When Your Depression Makes You Feel Like A Ghost
When your depression makes you feel like a ghost, he will look at you with those big, brown eyes and ask you what’s wrong. You will open your mouth to try to explain, but all that will come out is white noise.
By Gina Clingan
When your depression makes you feel like a ghost, he will look at you with those big, brown eyes and ask you what’s wrong. You will open your mouth to try to explain, but all that will come out is white noise. Your thoughts have become fuzzy manifestations of static across TV screens. You find yourself dissociating; an apparition unable to find your remote control to change the channel and tune yourself back in to reality. You have gotten lost in conversation with his bedroom ceiling once again, and forgotten he was even there.
He will play with your hair and ask you what you want to do. You will ask him if you can just hide from the world; haunt him and stay in his bed for the day. He will kiss your forehead and ensure you that you are always welcome with him, confirming that your home is in his presence. You will silently ask yourself how long he will put up with your own, as you zone out yet again while he tries to tell you a story about a concert he attended last summer.

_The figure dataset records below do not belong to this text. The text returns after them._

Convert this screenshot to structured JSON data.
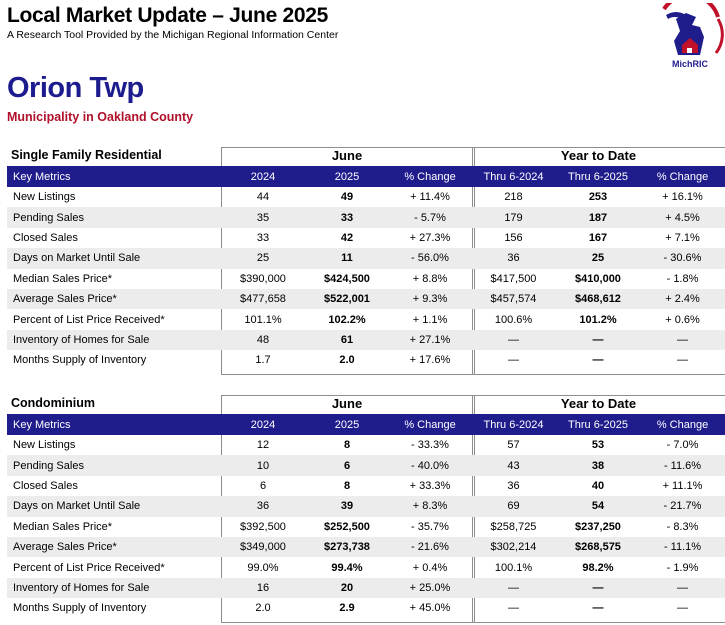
{
  "header": {
    "title": "Local Market Update – June 2025",
    "subtitle": "A Research Tool Provided by the Michigan Regional Information Center",
    "logo_text": "MichRIC",
    "logo_ring_text": "Michigan Regional Information Center"
  },
  "area": {
    "name": "Orion Twp",
    "subtitle": "Municipality in Oakland County"
  },
  "colors": {
    "header_bar": "#1f1c8c",
    "area_name": "#1c1c8e",
    "area_subtitle": "#b0102a",
    "stripe": "#ececec"
  },
  "columns": [
    "Key Metrics",
    "2024",
    "2025",
    "% Change",
    "Thru 6-2024",
    "Thru 6-2025",
    "% Change"
  ],
  "sections": [
    {
      "title": "Single Family Residential",
      "group_june": "June",
      "group_ytd": "Year to Date",
      "rows": [
        [
          "New Listings",
          "44",
          "49",
          "+ 11.4%",
          "218",
          "253",
          "+ 16.1%"
        ],
        [
          "Pending Sales",
          "35",
          "33",
          "- 5.7%",
          "179",
          "187",
          "+ 4.5%"
        ],
        [
          "Closed Sales",
          "33",
          "42",
          "+ 27.3%",
          "156",
          "167",
          "+ 7.1%"
        ],
        [
          "Days on Market Until Sale",
          "25",
          "11",
          "- 56.0%",
          "36",
          "25",
          "- 30.6%"
        ],
        [
          "Median Sales Price*",
          "$390,000",
          "$424,500",
          "+ 8.8%",
          "$417,500",
          "$410,000",
          "- 1.8%"
        ],
        [
          "Average Sales Price*",
          "$477,658",
          "$522,001",
          "+ 9.3%",
          "$457,574",
          "$468,612",
          "+ 2.4%"
        ],
        [
          "Percent of List Price Received*",
          "101.1%",
          "102.2%",
          "+ 1.1%",
          "100.6%",
          "101.2%",
          "+ 0.6%"
        ],
        [
          "Inventory of Homes for Sale",
          "48",
          "61",
          "+ 27.1%",
          "—",
          "—",
          "—"
        ],
        [
          "Months Supply of Inventory",
          "1.7",
          "2.0",
          "+ 17.6%",
          "—",
          "—",
          "—"
        ]
      ]
    },
    {
      "title": "Condominium",
      "group_june": "June",
      "group_ytd": "Year to Date",
      "rows": [
        [
          "New Listings",
          "12",
          "8",
          "- 33.3%",
          "57",
          "53",
          "- 7.0%"
        ],
        [
          "Pending Sales",
          "10",
          "6",
          "- 40.0%",
          "43",
          "38",
          "- 11.6%"
        ],
        [
          "Closed Sales",
          "6",
          "8",
          "+ 33.3%",
          "36",
          "40",
          "+ 11.1%"
        ],
        [
          "Days on Market Until Sale",
          "36",
          "39",
          "+ 8.3%",
          "69",
          "54",
          "- 21.7%"
        ],
        [
          "Median Sales Price*",
          "$392,500",
          "$252,500",
          "- 35.7%",
          "$258,725",
          "$237,250",
          "- 8.3%"
        ],
        [
          "Average Sales Price*",
          "$349,000",
          "$273,738",
          "- 21.6%",
          "$302,214",
          "$268,575",
          "- 11.1%"
        ],
        [
          "Percent of List Price Received*",
          "99.0%",
          "99.4%",
          "+ 0.4%",
          "100.1%",
          "98.2%",
          "- 1.9%"
        ],
        [
          "Inventory of Homes for Sale",
          "16",
          "20",
          "+ 25.0%",
          "—",
          "—",
          "—"
        ],
        [
          "Months Supply of Inventory",
          "2.0",
          "2.9",
          "+ 45.0%",
          "—",
          "—",
          "—"
        ]
      ]
    }
  ]
}
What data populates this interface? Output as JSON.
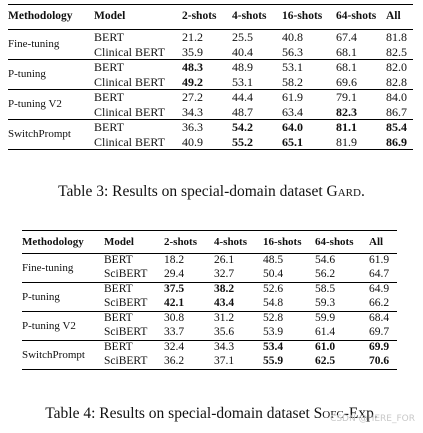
{
  "table3": {
    "headers": [
      "Methodology",
      "Model",
      "2-shots",
      "4-shots",
      "16-shots",
      "64-shots",
      "All"
    ],
    "groups": [
      {
        "method": "Fine-tuning",
        "rows": [
          {
            "model": "BERT",
            "values": [
              "21.2",
              "25.5",
              "40.8",
              "67.4",
              "81.8"
            ],
            "bold": []
          },
          {
            "model": "Clinical BERT",
            "values": [
              "35.9",
              "40.4",
              "56.3",
              "68.1",
              "82.5"
            ],
            "bold": []
          }
        ]
      },
      {
        "method": "P-tuning",
        "rows": [
          {
            "model": "BERT",
            "values": [
              "48.3",
              "48.9",
              "53.1",
              "68.1",
              "82.0"
            ],
            "bold": [
              0
            ]
          },
          {
            "model": "Clinical BERT",
            "values": [
              "49.2",
              "53.1",
              "58.2",
              "69.6",
              "82.8"
            ],
            "bold": [
              0
            ]
          }
        ]
      },
      {
        "method": "P-tuning V2",
        "rows": [
          {
            "model": "BERT",
            "values": [
              "27.2",
              "44.4",
              "61.9",
              "79.1",
              "84.0"
            ],
            "bold": []
          },
          {
            "model": "Clinical BERT",
            "values": [
              "34.3",
              "48.7",
              "63.4",
              "82.3",
              "86.7"
            ],
            "bold": [
              3
            ]
          }
        ]
      },
      {
        "method": "SwitchPrompt",
        "rows": [
          {
            "model": "BERT",
            "values": [
              "36.3",
              "54.2",
              "64.0",
              "81.1",
              "85.4"
            ],
            "bold": [
              1,
              2,
              3,
              4
            ]
          },
          {
            "model": "Clinical BERT",
            "values": [
              "40.9",
              "55.2",
              "65.1",
              "81.9",
              "86.9"
            ],
            "bold": [
              1,
              2,
              4
            ]
          }
        ]
      }
    ],
    "caption_prefix": "Table 3: Results on special-domain dataset G",
    "caption_sc": "ard",
    "caption_suffix": "."
  },
  "table4": {
    "headers": [
      "Methodology",
      "Model",
      "2-shots",
      "4-shots",
      "16-shots",
      "64-shots",
      "All"
    ],
    "groups": [
      {
        "method": "Fine-tuning",
        "rows": [
          {
            "model": "BERT",
            "values": [
              "18.2",
              "26.1",
              "48.5",
              "54.6",
              "61.9"
            ],
            "bold": []
          },
          {
            "model": "SciBERT",
            "values": [
              "29.4",
              "32.7",
              "50.4",
              "56.2",
              "64.7"
            ],
            "bold": []
          }
        ]
      },
      {
        "method": "P-tuning",
        "rows": [
          {
            "model": "BERT",
            "values": [
              "37.5",
              "38.2",
              "52.6",
              "58.5",
              "64.9"
            ],
            "bold": [
              0,
              1
            ]
          },
          {
            "model": "SciBERT",
            "values": [
              "42.1",
              "43.4",
              "54.8",
              "59.3",
              "66.2"
            ],
            "bold": [
              0,
              1
            ]
          }
        ]
      },
      {
        "method": "P-tuning V2",
        "rows": [
          {
            "model": "BERT",
            "values": [
              "30.8",
              "31.2",
              "52.8",
              "59.9",
              "68.4"
            ],
            "bold": []
          },
          {
            "model": "SciBERT",
            "values": [
              "33.7",
              "35.6",
              "53.9",
              "61.4",
              "69.7"
            ],
            "bold": []
          }
        ]
      },
      {
        "method": "SwitchPrompt",
        "rows": [
          {
            "model": "BERT",
            "values": [
              "32.4",
              "34.3",
              "53.4",
              "61.0",
              "69.9"
            ],
            "bold": [
              2,
              3,
              4
            ]
          },
          {
            "model": "SciBERT",
            "values": [
              "36.2",
              "37.1",
              "55.9",
              "62.5",
              "70.6"
            ],
            "bold": [
              2,
              3,
              4
            ]
          }
        ]
      }
    ],
    "caption_prefix": "Table 4: Results on special-domain dataset S",
    "caption_sc": "ofc",
    "caption_suffix": "-Exp."
  },
  "watermark": "CSDN @HERE_FOR"
}
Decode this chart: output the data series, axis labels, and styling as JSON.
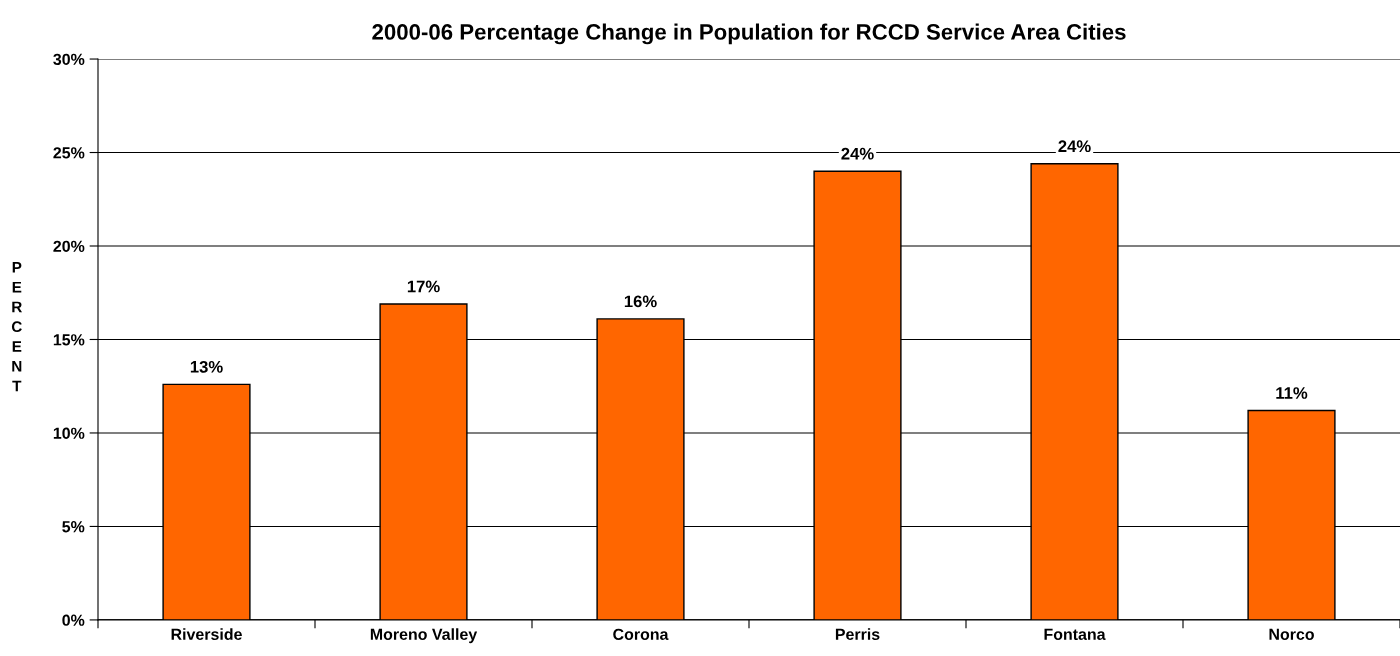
{
  "chart_data": {
    "type": "bar",
    "title": "2000-06 Percentage Change in Population for RCCD Service Area Cities",
    "ylabel": "PERCENT",
    "categories": [
      "Riverside",
      "Moreno Valley",
      "Corona",
      "Perris",
      "Fontana",
      "Norco"
    ],
    "values": [
      12.6,
      16.9,
      16.1,
      24.0,
      24.4,
      11.2
    ],
    "value_labels": [
      "13%",
      "17%",
      "16%",
      "24%",
      "24%",
      "11%"
    ],
    "color": "#ff6600",
    "ylim": [
      0,
      30
    ],
    "yticks": [
      {
        "value": 0,
        "label": "0%"
      },
      {
        "value": 5,
        "label": "5%"
      },
      {
        "value": 10,
        "label": "10%"
      },
      {
        "value": 15,
        "label": "15%"
      },
      {
        "value": 20,
        "label": "20%"
      },
      {
        "value": 25,
        "label": "25%"
      },
      {
        "value": 30,
        "label": "30%"
      }
    ],
    "grid": "y"
  }
}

When he notices your lack of response, he will rub your back and try one last time to coax some kind of explanation for your mood out of you. Unfortunately, the explanation, to your knowledge, does not exist. Embarrassed, you will pull his blue blanket over your head. When he tries to talk to you, you will tell him you are merely a figment of his imagination. You will tell him that it only feels like you’re there, but that you’re not actually present. Not really. He will uncover you, kiss you again and say, “Well, you did say you wanted to be a ghost, Love.”
You will kiss him back, allow him to wrap his arms around you, and pray that he doesn’t notice you’re already gone.
Pray he doesn’t realize, he’s holding a corpse.